Mother Jones' and other female organizers' intellectual and political commitment to their cause invited sexist criticisms at the time. A New York Times reporter expressed surprise in 1913 when he listed the contents of Mother Jones' purse: "comb and brush and powder puff. She has a powder puff. That, too, astonished me." Mother Jones' ownership of a powder puff evidenced an interest in her appearance that was at odds with the journalist's expectations. If a female UMWA organizer like Fannie Sellins entered a coal camp, she was chided that it was not a fit place for any decent woman. Her interest in organizing the miners and her visits to coal camps in Collier, WV, precluded her, in the mind of a federal judge, from being regarded as a moral woman. Sellins was later killed during a conflict with police while picketing with steelworkers in Brackenridge, Pennsylvania.

Mother Jones was perhaps the most notorious female labor organizer in the coal camps, but she certainly wasn't the only vocal woman in the labor movement.

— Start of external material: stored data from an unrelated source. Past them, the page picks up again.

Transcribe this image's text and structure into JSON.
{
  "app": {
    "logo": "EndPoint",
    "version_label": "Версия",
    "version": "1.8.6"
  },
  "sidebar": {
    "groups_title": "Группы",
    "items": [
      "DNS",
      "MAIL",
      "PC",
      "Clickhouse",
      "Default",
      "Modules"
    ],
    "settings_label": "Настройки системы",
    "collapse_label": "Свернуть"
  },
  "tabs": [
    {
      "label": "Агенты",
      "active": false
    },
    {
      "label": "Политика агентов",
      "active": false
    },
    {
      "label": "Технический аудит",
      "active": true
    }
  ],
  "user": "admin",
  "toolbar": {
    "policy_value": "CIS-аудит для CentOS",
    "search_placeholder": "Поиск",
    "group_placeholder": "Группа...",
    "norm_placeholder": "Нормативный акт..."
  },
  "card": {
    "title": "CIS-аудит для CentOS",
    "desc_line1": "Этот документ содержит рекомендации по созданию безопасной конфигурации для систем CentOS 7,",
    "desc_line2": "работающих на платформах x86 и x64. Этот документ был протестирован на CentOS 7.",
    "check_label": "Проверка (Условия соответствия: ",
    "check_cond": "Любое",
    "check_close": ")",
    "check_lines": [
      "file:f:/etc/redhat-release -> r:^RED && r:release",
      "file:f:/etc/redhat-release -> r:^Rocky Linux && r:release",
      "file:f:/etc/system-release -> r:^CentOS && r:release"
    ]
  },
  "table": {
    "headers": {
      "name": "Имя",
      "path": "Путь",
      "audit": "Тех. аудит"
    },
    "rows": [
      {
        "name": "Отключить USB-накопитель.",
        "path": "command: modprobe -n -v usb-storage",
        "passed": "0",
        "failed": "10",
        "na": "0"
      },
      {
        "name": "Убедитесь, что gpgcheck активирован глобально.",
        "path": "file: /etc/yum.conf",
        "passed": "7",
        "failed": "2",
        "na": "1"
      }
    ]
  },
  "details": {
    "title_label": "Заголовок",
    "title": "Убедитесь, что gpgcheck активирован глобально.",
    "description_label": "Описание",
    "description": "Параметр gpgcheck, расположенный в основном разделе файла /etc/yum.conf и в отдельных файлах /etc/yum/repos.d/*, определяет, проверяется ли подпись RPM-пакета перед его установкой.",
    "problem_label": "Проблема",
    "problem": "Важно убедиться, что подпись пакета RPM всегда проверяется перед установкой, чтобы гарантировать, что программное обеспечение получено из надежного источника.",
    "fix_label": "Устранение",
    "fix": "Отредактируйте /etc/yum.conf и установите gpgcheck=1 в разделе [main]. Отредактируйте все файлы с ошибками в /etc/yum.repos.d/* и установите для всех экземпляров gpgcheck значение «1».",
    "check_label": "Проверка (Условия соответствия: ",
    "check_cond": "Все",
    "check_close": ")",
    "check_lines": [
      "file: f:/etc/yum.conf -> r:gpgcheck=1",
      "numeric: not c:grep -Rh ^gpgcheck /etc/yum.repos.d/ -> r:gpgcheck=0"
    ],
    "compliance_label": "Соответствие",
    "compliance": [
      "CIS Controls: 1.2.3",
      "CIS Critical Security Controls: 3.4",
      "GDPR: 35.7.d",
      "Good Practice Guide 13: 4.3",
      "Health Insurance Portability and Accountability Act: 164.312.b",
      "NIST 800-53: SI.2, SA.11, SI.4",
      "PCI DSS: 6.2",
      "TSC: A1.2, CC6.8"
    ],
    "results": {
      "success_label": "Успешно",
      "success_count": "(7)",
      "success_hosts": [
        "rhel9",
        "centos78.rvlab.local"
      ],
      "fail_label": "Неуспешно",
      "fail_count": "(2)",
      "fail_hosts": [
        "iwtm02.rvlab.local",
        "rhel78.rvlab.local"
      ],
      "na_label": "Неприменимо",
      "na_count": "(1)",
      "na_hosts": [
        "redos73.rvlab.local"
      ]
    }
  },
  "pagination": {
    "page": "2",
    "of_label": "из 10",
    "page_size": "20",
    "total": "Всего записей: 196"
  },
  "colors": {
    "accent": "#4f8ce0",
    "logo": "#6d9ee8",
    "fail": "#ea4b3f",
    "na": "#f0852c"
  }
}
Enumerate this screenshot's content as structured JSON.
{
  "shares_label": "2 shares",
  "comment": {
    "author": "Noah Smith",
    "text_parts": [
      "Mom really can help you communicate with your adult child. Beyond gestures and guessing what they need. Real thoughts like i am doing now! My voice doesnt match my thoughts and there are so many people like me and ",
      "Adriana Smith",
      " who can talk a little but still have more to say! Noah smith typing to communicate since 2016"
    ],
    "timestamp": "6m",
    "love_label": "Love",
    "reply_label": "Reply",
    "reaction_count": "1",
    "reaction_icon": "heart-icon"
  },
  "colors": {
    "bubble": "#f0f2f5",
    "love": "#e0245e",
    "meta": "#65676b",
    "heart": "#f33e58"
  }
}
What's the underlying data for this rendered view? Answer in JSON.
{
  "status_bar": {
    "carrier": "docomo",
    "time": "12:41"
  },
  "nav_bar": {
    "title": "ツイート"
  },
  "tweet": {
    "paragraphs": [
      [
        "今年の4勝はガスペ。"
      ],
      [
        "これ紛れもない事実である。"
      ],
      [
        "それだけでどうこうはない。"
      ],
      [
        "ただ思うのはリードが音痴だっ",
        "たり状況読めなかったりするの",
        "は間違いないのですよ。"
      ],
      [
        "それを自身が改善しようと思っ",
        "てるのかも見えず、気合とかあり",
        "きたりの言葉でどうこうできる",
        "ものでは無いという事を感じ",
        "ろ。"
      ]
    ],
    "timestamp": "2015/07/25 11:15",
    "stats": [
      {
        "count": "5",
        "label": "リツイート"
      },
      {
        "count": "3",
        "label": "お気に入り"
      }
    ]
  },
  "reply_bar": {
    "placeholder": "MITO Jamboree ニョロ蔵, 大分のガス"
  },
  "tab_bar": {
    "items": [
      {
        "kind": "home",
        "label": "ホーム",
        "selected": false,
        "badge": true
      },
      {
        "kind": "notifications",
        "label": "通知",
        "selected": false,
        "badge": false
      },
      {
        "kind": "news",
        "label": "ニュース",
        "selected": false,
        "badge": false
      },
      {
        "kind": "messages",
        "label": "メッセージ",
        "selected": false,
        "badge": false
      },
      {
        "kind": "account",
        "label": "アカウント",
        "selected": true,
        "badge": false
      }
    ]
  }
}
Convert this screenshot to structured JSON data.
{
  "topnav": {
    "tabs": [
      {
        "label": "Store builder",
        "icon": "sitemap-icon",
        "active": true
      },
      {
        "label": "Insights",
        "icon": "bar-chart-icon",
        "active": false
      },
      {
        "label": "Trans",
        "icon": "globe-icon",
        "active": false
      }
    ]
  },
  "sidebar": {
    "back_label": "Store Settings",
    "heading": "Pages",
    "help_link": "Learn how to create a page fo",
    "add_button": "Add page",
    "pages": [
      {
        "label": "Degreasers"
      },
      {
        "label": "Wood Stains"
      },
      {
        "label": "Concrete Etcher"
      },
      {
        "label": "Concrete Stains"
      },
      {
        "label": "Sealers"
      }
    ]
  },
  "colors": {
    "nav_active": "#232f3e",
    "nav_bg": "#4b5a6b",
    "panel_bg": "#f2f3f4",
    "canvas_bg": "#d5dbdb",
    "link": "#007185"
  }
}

Pauline Newman started working at the infamous Triangle Shirtwaist Company at the age of eight, and when the New York City factory burst into flames in 1911, she was out campaigning for worker safety and the International Ladies' Garment Workers' Union (ILGWU) in Philadelphia and soon joined a federal group to investigate the fire. As the number of women wage-earners increased, rising by 43% from 1900 to 1910, there were also more possibilities for unionization. Women like Clara Lemlich, a Ukrainian immigrant, proclaimed, "I am a working girl... one of those who are on strike against intolerable conditions." Increasingly, women not only fought for better working and living conditions for men and children, but also for themselves.